If all jams are on one target you may successfully jam the target with one jam and be happy, or you may successfully jam the same target with two jammers and wonder if things could be better.

But the voice of your EWAR FC echoes in your mind "Spread the jams". So far the examples have been about focusing all jams on a single target. In that case, the probability to successfully jam one enemy Augoror would have been
NEAR2 EVE ONLINE RADAR IN THE SYSTEM I AM NOT FULL
On the other hand, if you had had a crystal ball with you when you fit your ship you could have fitted a full rack of four radar jammers. If there are any ships with vulnerable sensors (Caldari ships in this case) on field then it may be better to jam them even if they weren't as important jamming targets. The gravimetric jammers are not helping much against Augorors. The two gravimetric jammers are less useful against Augorors but you still decide to put them on the same Augoror. With two radar jammers on same Augoror the jam chance isĢ9% chance to jam, 69% chance to do nothing. Lets put rest of the jammers to work too. With single radar jammer on an augoror the chance of successful jam isġ6% chance of jamming the target, 84% chance of doing nothing. You end up against Augorors with 54,2 sensor strength. The radar jammer works best against the Amarr logi ships (Augoror/Guardian) while the gravimetric is best against Caldari logi ships (Osprey/Basilisk). Your FC has instructed you to jam the enemy logi, whatever they may bring. your griffin also has two radar jammers with same strength but for radar. You are piloting a Griffin with a set of two racial gravimetric racial jammers on your griffin each giving you 8,39 jamming strength against gravimetric and 2,80 against other sensor types. The circle will slowly disappear as the jam ticks down. Hovering over this will tell you how long until the jam ends. When you have successfully jammed your target, you will see a gray circle surrounding the jammer that acquired the jam (shown below the locked ship). If you can remember these colour match ups then you will remember exactly which module to activate on a ship you are targeting. Minmatar - Ladar (red-coloured jammers).Gallente - Magnetometric (green-coloured jammers).Caldari - Gravimetric (blue-coloured jammers).Amarr - Radar (yellow-coloured jammers).Remember that each race's ships all have the same colour background in the portrait image you see when you have them targeted. The race-specific modules are not named in a way that makes it obvious what race of ships they're effective against.

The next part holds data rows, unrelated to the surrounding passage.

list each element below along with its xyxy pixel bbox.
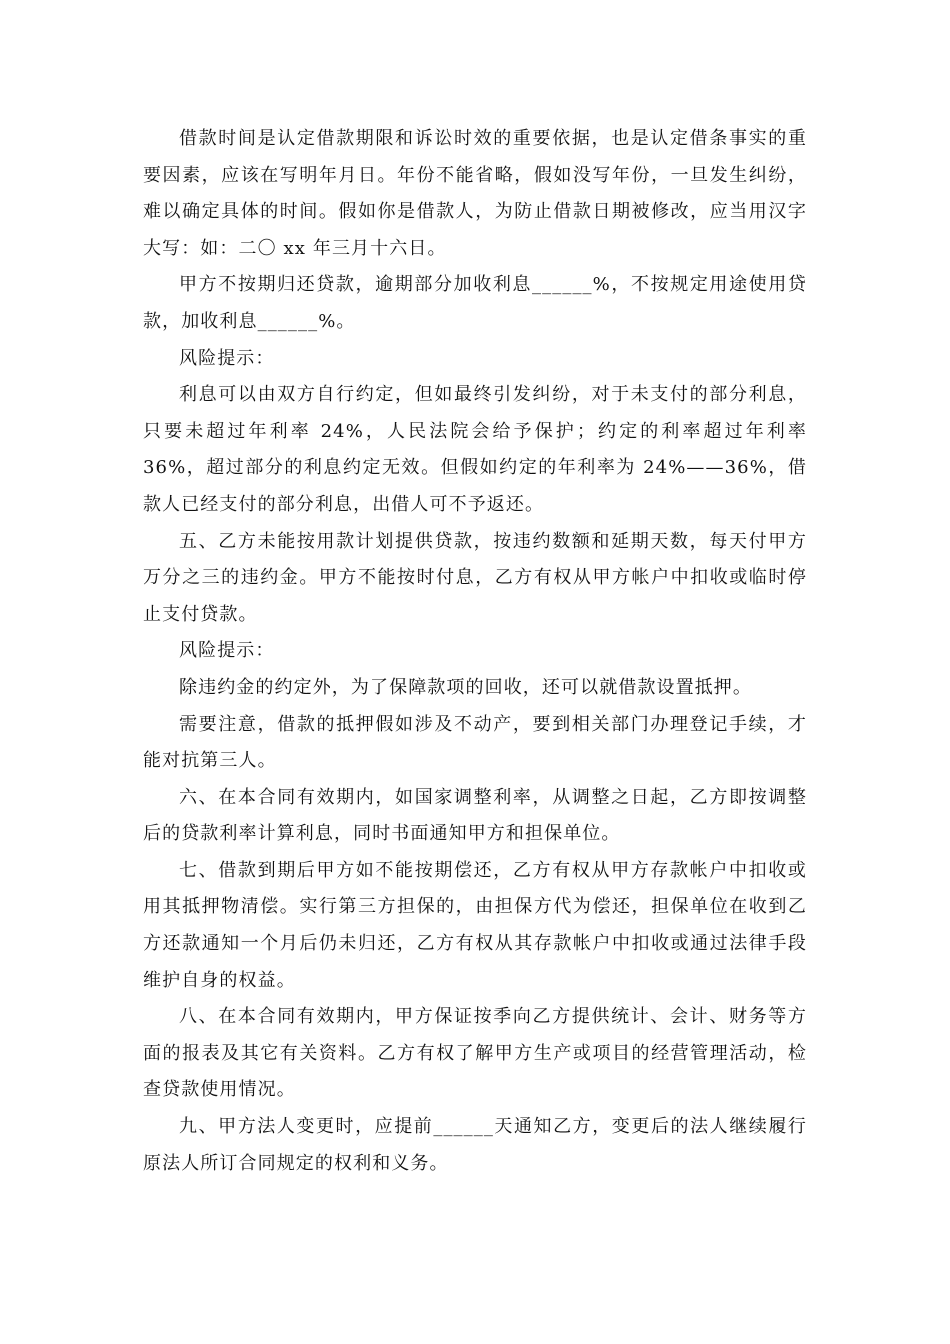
paragraph-risk-heading: 风险提示： (179, 640, 275, 662)
paragraph-registration-note: 需要注意，借款的抵押假如涉及不动产，要到相关部门办理登记手续，才能对抗第三人。 (143, 713, 807, 772)
paragraph-overdue-interest: 甲方不按期归还贷款，逾期部分加收利息______%，不按规定用途使用贷款，加收利息______%。 (143, 274, 807, 332)
paragraph-clause-six: 六、在本合同有效期内，如国家调整利率，从调整之日起，乙方即按调整后的贷款利率计算利息，同时书面通知甲方和担保单位。 (143, 786, 807, 845)
paragraph-clause-nine: 九、甲方法人变更时，应提前______天通知乙方，变更后的法人继续履行原法人所订合同规定的权利和义务。 (143, 1116, 807, 1174)
paragraph-clause-five: 五、乙方未能按用款计划提供贷款，按违约数额和延期天数，每天付甲方万分之三的违约金。甲方不能按时付息，乙方有权从甲方帐户中扣收或临时停止支付贷款。 (143, 530, 807, 625)
paragraph-mortgage-note: 除违约金的约定外，为了保障款项的回收，还可以就借款设置抵押。 (179, 676, 752, 698)
paragraph-clause-seven: 七、借款到期后甲方如不能按期偿还，乙方有权从甲方存款帐户中扣收或用其抵押物清偿。实行第三方担保的，由担保方代为偿还，担保单位在收到乙方还款通知一个月后仍未归还，乙方有权从其存款帐户中扣收或通过法律手段维护自身的权益。 (143, 859, 807, 991)
paragraph-clause-eight: 八、在本合同有效期内，甲方保证按季向乙方提供统计、会计、财务等方面的报表及其它有关资料。乙方有权了解甲方生产或项目的经营管理活动，检查贷款使用情况。 (143, 1006, 807, 1101)
document-body (143, 121, 807, 1182)
paragraph-risk-heading: 风险提示： (179, 347, 275, 369)
paragraph-interest-rate-risk: 利息可以由双方自行约定，但如最终引发纠纷，对于未支付的部分利息，只要未超过年利率 24%，人民法院会给予保护；约定的利率超过年利率 36%，超过部分的利息约定无效。但假如约定的年利率为 24%——36%，借款人已经支付的部分利息，出借人可不予返还。 (143, 384, 807, 515)
paragraph-loan-date: 借款时间是认定借款期限和诉讼时效的重要依据，也是认定借条事实的重要因素，应该在写明年月日。年份不能省略，假如没写年份，一旦发生纠纷，难以确定具体的时间。假如你是借款人，为防止借款日期被修改，应当用汉字大写：如：二〇 xx 年三月十六日。 (143, 128, 807, 259)
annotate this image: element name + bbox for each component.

At is 90 km away (50 km + 40 km) you will now have 10% chance to jam (50% of 20%).At 60 km (50 km + 10 km) you will now have 17% chance to jam (84% of 20%).If your target is 50 km away you will have the full 20% chance to jam.When your target is within optimal range you have a 20% chance to jam them per cycle of your modules. Let's assume your ECM module has a 50 km range and a 40km falloff. Going slightly beyond your optimal is not a problem but the effectiveness of ECM will degrade more rapidly as you go further away as seen in the table below.Īs seen in the table above at range of optimal + 0.4×falloff the jammers are still 90% effective so going slightly beyond optimal is not a big problem. Your chance to jam a target is based on this equation:

This makes it possible to scale up ECM without limit. The jam strength of your ECM is compared to the sensor strength of your target and the jamming is applied based on probability.Įach individual ECM module is applied separately and there are no stacking penalties. Every ship in the game has a base sensor strength and this sensor is always of a certain type (gravimetric, ladar, radar, magenetometric).